STF garante exercício provisório de cônjuges de servidores do MRE no exterior

29/11/2021

Categoria: Notícia

Foto STF garante exercício provisório de cônjuges de servidores do MRE no exterior

O Supremo Tribunal Federal (STF) decidiu nesta quinta-feira (11), por unanimidade, que servidores cônjuges de diplomatas transferidos para o exterior podem trabalhar provisoriamente nos postos e repartições do Ministério das Relações Exteriores.

Isso significa, por exemplo, que um servidor do Ministério da Saúde, cônjuge de um diplomata transferido para a embaixada do Brasil nos EUA ou na China, poderá prestar serviços a essa embaixada também — e continuar a receber salário — desde que exista ali cargo compatível com o exercido por ele no Brasil.

Hoje a lei prevê que, se esse cônjuge quiser acompanhar o marido ou mulher transferido pelo Itamaraty ao exterior, precisa se licenciar do cargo e ficar sem salários durante o afastamento.

Além de embaixadores, a decisão vale para servidores que sejam cônjuges e companheiros de oficiais e assistentes de chancelaria. Caberá ao MRE regulamentar o exercício.

Discriminação

O exercício provisório é previsto no Regime Jurídico dos Servidores Públicos Civis da União e é garantido nos casos em que o cônjuge, também servidor, é transferido para outra localidade. E também desde que exista na nova localidade cargo compatível.

Entretanto, essa regra só valia nos casos de transferências dentro do Brasil. O artigo 69 da lei (11.440/2006) veda que isso ocorra nas unidades diplomáticas.

Essa vedação para os casos de transferências ao exterior foi questionada pela Procuradoria-Geral da República (PGR) em 2015. O plenário do STF entendeu que a proibição é desproporcional, gera discriminação e fere a proteção à família.

O julgamento teve início nesta quarta. Em seu voto, o presidente do STF, ministro Luiz Fux, relator da ação, afirmou que “não há qualquer razão para se discriminar, dentre os servidores públicos federais que sejam cônjuges e companheiros de outros servidores públicos federais, aqueles cujos respectivos pares são agentes do SEB [Serviço Exterior Brasileiro] lotados nas unidades administrativas do MRE no exterior”.

Segundo Fux, “o Estado não pode impor escolhas trágicas a quem pretende constituir família” e a lei cria obstáculo “muitas vezes invencível” à preservação do núcleo familiar, em razão dos elevados custos da mudança e da subsistência em outro país.

Para o ministro, sempre que for possível, deve-se compatibilizar os interesses da administração pública com a proteção constitucional da família.

“Isso torna ambas as carreiras mais atrativas, tanto a diplomática quanto o serviço público, o que pode resultar em mais e melhores candidatos disputando as já concorridas vagas”, disse.

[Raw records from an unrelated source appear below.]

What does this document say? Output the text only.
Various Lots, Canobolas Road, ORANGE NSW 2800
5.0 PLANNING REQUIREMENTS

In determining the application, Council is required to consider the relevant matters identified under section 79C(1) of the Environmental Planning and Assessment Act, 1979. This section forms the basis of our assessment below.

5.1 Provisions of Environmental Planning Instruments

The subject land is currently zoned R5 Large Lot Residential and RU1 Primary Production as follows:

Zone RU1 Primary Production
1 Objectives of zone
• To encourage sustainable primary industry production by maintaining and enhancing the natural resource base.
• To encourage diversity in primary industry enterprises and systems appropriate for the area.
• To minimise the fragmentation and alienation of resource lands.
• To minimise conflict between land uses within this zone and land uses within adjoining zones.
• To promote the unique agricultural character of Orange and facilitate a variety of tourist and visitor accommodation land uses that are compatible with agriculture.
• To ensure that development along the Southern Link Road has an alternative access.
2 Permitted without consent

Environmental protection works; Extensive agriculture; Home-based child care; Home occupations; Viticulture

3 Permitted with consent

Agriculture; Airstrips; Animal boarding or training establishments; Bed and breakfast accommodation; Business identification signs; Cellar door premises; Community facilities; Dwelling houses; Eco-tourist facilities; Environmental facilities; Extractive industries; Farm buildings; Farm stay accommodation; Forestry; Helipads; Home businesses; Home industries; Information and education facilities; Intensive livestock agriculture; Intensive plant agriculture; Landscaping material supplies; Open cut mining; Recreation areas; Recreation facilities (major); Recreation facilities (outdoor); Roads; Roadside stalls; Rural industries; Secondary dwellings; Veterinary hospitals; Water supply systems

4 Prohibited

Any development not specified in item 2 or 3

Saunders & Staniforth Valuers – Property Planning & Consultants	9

Supremo Tribunal Federal declara inconstitucional proibição de exercício provisório de cônjuges de servidores do Ministério das Relações Exteriores no exterior e permite que servidor público cônjuge ou companheiro de diplomata, oficial ou assistente de chancelaria pode trabalhar no exterior para o Itamaraty

A Procuradoria-Geral da República ingressou com ação no Supremo Tribunal Federal pedindo a inconstitucionalidade do artigo 69 do Regime Jurídico dos Servidores do Serviço Exterior Brasileiro (Lei 11.440/2006) que vedava a possibilidade de exercício provisório, em unidades administrativas do Ministério das Relações Exteriores (MRE) no exterior, de servidor público cônjuge de diplomata, oficial ou assistente de chancelaria.

O exercício provisório é previsto na Lei 8.112/90 como direito ao servidor cujo cônjuge ou companheiro(a), também servidor público, é transferido para outra localidade, desde que haja cargo compatível no novo destino.

O plenário do STF declarou, por unanimidade, inconstitucional a norma que vedava o exercício provisório de servidor público cônjuge de diplomata, oficial ou assistente de chancelaria.

O Ministro Fux, relator da ação, declarou: que "não há qualquer razão para se discriminar, dentre os servidores públicos federais que sejam cônjuges e companheiros de outros servidores públicos federais, aqueles cujos respectivos pares são agentes do SEB [Serviço Exterior Brasileiro] lotados nas unidades administrativas do MRE no exterior".

Em consequência disso, o servidor público que seja casado ou companheiro de servidor pertencente ao MRE que esteja à serviço no exterior, poderá trabalhar provisoriamente no exterior, recebendo salário, desde que haja cargo compatível com o exercido por ele no Brasil.